For our English-speaking readers, translation down the page.

 
L’édition 2026 de la Biennale de Venise, qui se voulait « en mode mineur », risque d’être, au contraire, la caisse de résonance du fracas des guerres. Si bien que, loin de « l’universalisme de l’art », une question se pose avec acuité : l’artiste choisi pour exposer dans un pavillon est-il ou non le représentant de son pays ? La Biennale de São Paulo a supprimé les représentations nationales depuis 20 ans. Pas Venise, où les pays sont propriétaires soit de leur pavillon, soit de baux locatifs. En vérité, pour Zhanna Kadyrova, Ukrainienne vivant à Kyiv, la question ne se pose pas. Elle expose à Venise l’une de ses sculptures réalisées pour la ville de Pokrovsk d’où elle a été évacuée, la ville étant aujourd’hui occupée par l’armée russe. La situation de l’Américain Alma Allen n’est pas aussi dramatique. Lui n’a été chassé que par ses galeries, qui lui reprochent d’avoir accepté l’invitation de l’administration de Donald Trump. Réponse de l’artiste : il représente son pays, pas Trump.

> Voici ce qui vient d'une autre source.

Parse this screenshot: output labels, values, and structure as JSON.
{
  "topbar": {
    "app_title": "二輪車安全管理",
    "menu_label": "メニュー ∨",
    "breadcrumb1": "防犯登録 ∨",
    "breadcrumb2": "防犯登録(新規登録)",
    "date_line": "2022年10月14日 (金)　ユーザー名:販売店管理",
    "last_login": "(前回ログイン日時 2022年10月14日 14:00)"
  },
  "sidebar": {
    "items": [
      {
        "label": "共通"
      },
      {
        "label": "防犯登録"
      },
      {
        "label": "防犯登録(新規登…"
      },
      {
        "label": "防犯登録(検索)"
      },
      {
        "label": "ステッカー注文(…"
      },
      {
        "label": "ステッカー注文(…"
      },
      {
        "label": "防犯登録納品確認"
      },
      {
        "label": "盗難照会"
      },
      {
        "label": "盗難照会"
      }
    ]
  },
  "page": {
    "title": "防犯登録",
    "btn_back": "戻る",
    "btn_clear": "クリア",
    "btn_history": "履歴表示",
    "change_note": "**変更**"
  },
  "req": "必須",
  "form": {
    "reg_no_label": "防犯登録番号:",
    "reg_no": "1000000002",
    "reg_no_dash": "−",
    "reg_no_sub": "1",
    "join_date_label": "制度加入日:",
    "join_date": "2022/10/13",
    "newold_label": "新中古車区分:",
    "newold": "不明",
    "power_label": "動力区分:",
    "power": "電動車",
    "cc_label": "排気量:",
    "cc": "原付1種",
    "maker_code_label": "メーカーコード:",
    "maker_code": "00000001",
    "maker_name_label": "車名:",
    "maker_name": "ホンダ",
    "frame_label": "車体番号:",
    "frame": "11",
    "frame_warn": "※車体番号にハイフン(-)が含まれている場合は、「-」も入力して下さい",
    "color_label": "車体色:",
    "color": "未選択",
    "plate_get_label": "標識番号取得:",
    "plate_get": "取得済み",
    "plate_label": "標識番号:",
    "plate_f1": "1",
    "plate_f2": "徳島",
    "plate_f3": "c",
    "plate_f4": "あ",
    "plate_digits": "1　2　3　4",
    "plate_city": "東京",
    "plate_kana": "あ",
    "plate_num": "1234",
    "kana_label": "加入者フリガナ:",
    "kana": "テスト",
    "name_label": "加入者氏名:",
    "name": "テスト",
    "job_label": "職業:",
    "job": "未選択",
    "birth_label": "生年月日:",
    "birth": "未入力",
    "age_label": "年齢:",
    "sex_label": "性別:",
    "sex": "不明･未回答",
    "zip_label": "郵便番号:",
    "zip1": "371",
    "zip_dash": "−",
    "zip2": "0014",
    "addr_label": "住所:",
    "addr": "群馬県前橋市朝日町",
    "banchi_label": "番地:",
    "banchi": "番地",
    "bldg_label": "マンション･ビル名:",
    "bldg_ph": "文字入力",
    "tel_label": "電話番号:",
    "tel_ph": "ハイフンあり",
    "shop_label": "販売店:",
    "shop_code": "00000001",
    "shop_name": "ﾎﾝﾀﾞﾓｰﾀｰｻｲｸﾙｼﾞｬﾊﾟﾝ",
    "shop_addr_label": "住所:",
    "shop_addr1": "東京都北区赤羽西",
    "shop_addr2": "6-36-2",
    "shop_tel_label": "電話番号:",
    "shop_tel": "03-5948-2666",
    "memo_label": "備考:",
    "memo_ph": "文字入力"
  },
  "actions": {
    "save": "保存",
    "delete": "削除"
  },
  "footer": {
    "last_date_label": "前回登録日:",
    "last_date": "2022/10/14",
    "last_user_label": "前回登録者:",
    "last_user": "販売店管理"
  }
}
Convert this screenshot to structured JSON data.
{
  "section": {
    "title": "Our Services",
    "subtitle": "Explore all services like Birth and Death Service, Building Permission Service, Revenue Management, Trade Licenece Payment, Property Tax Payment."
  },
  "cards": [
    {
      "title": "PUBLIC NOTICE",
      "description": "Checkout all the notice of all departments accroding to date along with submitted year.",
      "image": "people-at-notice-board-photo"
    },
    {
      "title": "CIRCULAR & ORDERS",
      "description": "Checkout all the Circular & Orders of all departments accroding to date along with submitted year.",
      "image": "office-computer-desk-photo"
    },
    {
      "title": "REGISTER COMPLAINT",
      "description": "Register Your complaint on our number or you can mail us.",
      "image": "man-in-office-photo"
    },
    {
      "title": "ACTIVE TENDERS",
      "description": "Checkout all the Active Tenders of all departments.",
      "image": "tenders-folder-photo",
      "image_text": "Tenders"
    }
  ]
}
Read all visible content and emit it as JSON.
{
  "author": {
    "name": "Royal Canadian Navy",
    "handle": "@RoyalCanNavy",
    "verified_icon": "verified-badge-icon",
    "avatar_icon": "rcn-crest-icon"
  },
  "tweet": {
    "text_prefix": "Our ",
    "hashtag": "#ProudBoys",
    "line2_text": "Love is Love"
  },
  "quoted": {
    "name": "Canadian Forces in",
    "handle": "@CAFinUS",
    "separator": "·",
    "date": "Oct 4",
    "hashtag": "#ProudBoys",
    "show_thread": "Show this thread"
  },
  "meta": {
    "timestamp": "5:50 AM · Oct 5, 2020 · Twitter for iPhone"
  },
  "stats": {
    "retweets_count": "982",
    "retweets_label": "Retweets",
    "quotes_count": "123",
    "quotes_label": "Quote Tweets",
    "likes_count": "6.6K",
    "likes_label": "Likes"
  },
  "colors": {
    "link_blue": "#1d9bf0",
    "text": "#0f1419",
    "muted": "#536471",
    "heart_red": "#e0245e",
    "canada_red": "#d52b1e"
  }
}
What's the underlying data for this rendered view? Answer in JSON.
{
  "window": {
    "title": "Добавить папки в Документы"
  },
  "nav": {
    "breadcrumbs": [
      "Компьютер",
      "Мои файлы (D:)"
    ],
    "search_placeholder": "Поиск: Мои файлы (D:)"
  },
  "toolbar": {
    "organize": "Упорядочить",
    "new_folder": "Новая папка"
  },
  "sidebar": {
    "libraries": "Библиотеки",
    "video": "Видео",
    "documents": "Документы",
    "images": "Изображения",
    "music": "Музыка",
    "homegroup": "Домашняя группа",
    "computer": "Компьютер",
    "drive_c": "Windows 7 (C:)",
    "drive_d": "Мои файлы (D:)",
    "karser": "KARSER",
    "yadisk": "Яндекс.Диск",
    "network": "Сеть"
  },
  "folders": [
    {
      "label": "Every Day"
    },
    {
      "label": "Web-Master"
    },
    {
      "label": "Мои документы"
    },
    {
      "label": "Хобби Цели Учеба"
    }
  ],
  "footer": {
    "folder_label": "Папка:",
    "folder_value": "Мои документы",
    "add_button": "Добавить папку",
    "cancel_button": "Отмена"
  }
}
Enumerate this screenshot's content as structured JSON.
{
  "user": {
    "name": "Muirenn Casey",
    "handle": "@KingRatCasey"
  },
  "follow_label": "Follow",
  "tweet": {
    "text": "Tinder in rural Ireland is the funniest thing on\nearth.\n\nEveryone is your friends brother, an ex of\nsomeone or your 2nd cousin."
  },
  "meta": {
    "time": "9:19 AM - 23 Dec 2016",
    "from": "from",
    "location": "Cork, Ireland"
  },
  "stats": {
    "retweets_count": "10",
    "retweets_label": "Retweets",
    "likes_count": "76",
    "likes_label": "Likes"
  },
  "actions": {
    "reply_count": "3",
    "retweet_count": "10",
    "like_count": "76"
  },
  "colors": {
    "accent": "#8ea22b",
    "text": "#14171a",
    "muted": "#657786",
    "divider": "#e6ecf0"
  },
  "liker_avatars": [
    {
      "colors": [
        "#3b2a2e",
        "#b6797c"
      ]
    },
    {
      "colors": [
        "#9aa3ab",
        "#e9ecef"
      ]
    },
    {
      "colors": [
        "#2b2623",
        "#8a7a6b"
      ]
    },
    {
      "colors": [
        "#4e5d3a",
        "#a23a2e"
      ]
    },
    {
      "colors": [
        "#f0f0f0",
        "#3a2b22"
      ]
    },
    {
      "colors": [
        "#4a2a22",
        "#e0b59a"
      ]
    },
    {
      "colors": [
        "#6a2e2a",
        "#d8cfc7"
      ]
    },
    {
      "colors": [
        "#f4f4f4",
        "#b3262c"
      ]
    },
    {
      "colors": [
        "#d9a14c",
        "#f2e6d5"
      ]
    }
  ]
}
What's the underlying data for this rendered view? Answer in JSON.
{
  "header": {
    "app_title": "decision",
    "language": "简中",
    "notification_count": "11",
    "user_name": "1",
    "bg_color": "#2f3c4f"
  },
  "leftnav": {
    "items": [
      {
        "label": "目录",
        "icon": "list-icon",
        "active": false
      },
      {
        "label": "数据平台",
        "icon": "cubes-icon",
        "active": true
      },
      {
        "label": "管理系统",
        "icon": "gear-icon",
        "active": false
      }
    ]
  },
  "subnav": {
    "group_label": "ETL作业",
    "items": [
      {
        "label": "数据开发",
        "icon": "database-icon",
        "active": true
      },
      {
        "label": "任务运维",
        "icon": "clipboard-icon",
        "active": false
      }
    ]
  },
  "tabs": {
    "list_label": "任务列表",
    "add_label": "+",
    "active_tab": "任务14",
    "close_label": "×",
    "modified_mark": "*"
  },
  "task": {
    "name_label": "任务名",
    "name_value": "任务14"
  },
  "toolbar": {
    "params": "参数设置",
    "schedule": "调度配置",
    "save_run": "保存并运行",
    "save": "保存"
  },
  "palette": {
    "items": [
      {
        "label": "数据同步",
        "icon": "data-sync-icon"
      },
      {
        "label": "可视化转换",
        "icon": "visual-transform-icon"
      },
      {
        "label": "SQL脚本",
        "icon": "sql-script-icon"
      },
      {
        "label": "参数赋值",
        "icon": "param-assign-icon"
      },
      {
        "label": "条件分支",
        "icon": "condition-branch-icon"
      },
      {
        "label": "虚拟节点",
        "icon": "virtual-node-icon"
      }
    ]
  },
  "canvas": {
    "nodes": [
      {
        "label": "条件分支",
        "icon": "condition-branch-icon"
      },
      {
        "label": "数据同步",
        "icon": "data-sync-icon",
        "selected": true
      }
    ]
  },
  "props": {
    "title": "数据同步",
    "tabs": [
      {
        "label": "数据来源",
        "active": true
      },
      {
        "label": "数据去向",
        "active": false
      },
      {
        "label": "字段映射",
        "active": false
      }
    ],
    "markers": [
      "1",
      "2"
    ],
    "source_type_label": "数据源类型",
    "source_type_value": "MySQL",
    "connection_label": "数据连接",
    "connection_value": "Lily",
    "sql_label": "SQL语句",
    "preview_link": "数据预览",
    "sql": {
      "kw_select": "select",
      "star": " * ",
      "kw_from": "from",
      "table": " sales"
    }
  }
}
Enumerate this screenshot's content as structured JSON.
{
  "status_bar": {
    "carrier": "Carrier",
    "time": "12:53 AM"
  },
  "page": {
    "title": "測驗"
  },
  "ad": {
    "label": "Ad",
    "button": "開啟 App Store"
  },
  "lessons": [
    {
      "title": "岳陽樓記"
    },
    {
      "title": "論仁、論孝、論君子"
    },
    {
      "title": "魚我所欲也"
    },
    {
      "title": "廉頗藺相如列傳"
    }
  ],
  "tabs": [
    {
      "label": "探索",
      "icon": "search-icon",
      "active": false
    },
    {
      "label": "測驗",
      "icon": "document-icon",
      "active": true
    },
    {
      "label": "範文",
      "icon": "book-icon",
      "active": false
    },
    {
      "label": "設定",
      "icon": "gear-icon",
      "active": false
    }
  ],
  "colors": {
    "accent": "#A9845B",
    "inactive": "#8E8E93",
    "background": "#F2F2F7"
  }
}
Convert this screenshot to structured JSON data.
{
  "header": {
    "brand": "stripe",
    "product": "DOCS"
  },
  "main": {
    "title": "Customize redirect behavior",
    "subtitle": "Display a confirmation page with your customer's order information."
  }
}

Yto Barrada, choisie, elle, pour le pavillon français, ne représente pas la France. C’est Eva Nguyen Binh, présidente de l’Institut français, qui l’a déclaré au cours d’une conférence de presse le 25 mars dernier. Elle répondait aux questions concernant la signature par l’artiste d’une pétition lancée par le collectif ANGA (Art Not Genocide Alliance) qui exige l’exclusion d’Israël de cette édition de la biennale (1). Ce collectif s’était déjà manifesté en 2024. Cette année, 200 artistes, commissaires et autres acteurs participant à la biennale ont signé. Pour justifier sa position, la présidente de l’Institut français a précisé : « Est-ce que le pavillon représente la position officielle de la France ? Non. Le pavillon reflète un projet d’artiste. Il n’est pas le porte-voix de la politique de la France. Ce n’est pas un pavillon de propagande (2). » D’accord, mais qu’il serve de plateforme à une artiste qui signe un texte de propagande d’une extrême violence, reprenant la rhétorique du Hamas pour qualifier l’État israélien de génocidaire et l’accuser de « cibler » l’art et la culture palestiniens (car il ne s’agit pas d’un appel humanitaire en faveur du peuple palestinien [3]), eh bien, si j’ose dire, la présidente de l’Institut français, sans vergogne, s’en lave les mains. Yto Barrada est logique avec elle-même : elle a vécu à Jérusalem-Est dans les années 1990 et, photographe, couvert le retour d’Arafat à Gaza. L’Institut français l’est moins, son site annonçant toujours qu’ « Yto Barrada représentera la France à la Biennale de Venise ».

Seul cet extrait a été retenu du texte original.